The low profitability of its ‘power-by-the-hour’ (PBH) component maintenance business has prompted Sabena Technics to sell its US subsidiary Barfield, and thus abandon the burgeoning Latin American MRO market.
Last month, the French MRO provider revealed it was selling the Miami-based component repair specialist to Air France Industries KLM Engineering & Maintenance. The transaction is to be complete by mid-year.
Barfield supports avionics and other components at three US locations, with around 230 employees. It has also operated a repair shop for Airbus A320 and A330 rotables in Avianca’s hangar in Bogota since January 2013. The Colombian site was established after the airline inked a 10-year flight hour-based A320 avionics maintenance contract in late 2010.
This was supposed to pave Sabena Technics’ way into Latin America’s growing MRO market, where comprehensive, flight hour-based support contracts are much more popular than on the northern continent. In the USA, airlines tend to repair components through traditional time- and material-based contracts, due to the diverse and competitive market of individual specialist repair shops. The carriers are also typically large enough to maintain their own inventories, without a need to pool equipment with other operators.
However, Barfield was unable to win enough additional PBH business to make the model profitable, particularly in regard to building up a wide-ranging component pool. “We don’t have the right size to be able to able to compete with the other competitors in the market,” says chief operating officer Jean-Luc Fournel. “To continue expanding in that market, you need to invest a lot of money in the spares. So we decided not to continue investing in an activity where the return on investment is too low for us, and to concentrate our investment on other activities in the group."
The company's main competitors in Latin America’s component maintenance market were AFI KLM E&M, Lufthansa Technik and UK spare part specialist AJ Walter Aviation.
In Europe, Sabena Technics sold its Brussels-based PBH maintenance business – comprising inventory and contracts with 13 clients – to AAR. The US-based MRO provider has thus established a new facility in the Belgian capital to continue the existing custom.
For Air France-KLM, the Barfield acquisition will roughly double its business in the Americas. While its existing Miami-based subsidiary Aero Maintenance Group turns over around $80 million a year, Barfield generates around $75 million in revenues, says Franck Terner, president of the airline group’s MRO division.
The businesses will complement each other well, he says, because there are “very few” capability overlaps. The combined operation should also generate savings through “good synergies”, as both firms share the same suppliers, he adds.

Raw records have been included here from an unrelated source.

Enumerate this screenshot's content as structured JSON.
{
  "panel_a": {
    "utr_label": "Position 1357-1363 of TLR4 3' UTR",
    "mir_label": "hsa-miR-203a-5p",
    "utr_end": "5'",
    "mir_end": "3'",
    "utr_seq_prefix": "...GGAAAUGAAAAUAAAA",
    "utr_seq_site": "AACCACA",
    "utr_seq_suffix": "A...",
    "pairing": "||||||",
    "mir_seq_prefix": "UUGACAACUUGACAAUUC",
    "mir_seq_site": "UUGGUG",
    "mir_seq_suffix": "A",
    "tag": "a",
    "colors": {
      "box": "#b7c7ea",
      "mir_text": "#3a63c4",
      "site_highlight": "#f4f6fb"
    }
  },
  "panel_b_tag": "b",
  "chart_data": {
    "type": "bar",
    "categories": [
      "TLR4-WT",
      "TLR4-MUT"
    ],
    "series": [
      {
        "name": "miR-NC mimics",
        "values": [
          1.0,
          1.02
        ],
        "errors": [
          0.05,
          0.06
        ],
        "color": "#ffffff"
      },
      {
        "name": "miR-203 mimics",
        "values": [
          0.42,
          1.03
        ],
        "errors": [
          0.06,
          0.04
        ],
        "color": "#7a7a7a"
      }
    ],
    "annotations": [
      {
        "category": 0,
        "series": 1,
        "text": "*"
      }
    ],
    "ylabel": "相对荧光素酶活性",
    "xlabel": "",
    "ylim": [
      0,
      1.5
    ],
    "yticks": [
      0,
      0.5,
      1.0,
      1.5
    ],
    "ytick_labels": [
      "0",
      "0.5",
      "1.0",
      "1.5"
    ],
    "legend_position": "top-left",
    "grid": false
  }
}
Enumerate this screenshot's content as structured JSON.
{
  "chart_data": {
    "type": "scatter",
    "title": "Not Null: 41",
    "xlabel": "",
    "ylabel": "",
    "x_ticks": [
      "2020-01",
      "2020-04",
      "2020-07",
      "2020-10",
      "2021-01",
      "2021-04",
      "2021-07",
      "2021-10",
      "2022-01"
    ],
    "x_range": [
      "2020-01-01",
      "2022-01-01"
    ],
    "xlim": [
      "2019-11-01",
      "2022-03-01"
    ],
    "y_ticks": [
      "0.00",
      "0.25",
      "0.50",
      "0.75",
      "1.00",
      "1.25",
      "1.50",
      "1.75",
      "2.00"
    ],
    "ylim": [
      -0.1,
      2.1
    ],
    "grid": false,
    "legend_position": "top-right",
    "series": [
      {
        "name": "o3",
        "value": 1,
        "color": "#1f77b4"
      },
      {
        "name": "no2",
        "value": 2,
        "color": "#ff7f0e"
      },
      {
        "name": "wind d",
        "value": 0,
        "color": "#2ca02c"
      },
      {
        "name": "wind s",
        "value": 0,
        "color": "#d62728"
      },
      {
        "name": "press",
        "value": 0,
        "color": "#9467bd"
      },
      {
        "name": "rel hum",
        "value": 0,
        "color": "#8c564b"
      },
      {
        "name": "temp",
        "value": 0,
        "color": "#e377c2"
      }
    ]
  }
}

No decision appears to have been made over whether the two brands will be kept in the long term. For the time being, the Barfield name will be retained as it is a “good, well-known” brand, says Terner.
A year ago, Barfield’s chief executive, Frederic Denise, told Flightglobal that the Bogota shop was set to grow quickly – with potentially 15 employees by the end of 2014 – while the MRO group also planned to establish a “presence” in Brazil by 2015. However, Terner is more coy about facility investments in Latin America. There are no plans to set up a site in Brazil in the short term, he says, and any new facilities in the region would likely be established with an airline partner.
Meanwhile, Sabena Technics has virtually left the aftermarket in North and South America. The MRO provider still offers its airframe maintenance capacity to airlines in the region, but Barfield's Fournel concedes there is little prospect of winning extensive contracts aside from ad-hoc repairs and individual checks, due to western Europe’s high labour costs.
Components will continue to be repaired at the existing shops in Brussels, Bordeaux and Dinard, but this will be on a time and material basis for airlines and other MRO providers.
In the future, Sabena Technics wants to focus on three key areas: airframe maintenance and VIP completions, military aircraft MRO and comprehensive support – including flight hour-based component service contracts – for ATR turboprops. The group has invested in spares for the latter's latest -600 series, says Fournel, because “on that specific market we have the right size”.
The main business growth in that area is to come from operators in Europe, Africa and Asia. To that end, Sabena Technics is opening a spare parts distribution centre at Singapore in May, where it has thus far only had a sales and customer support office.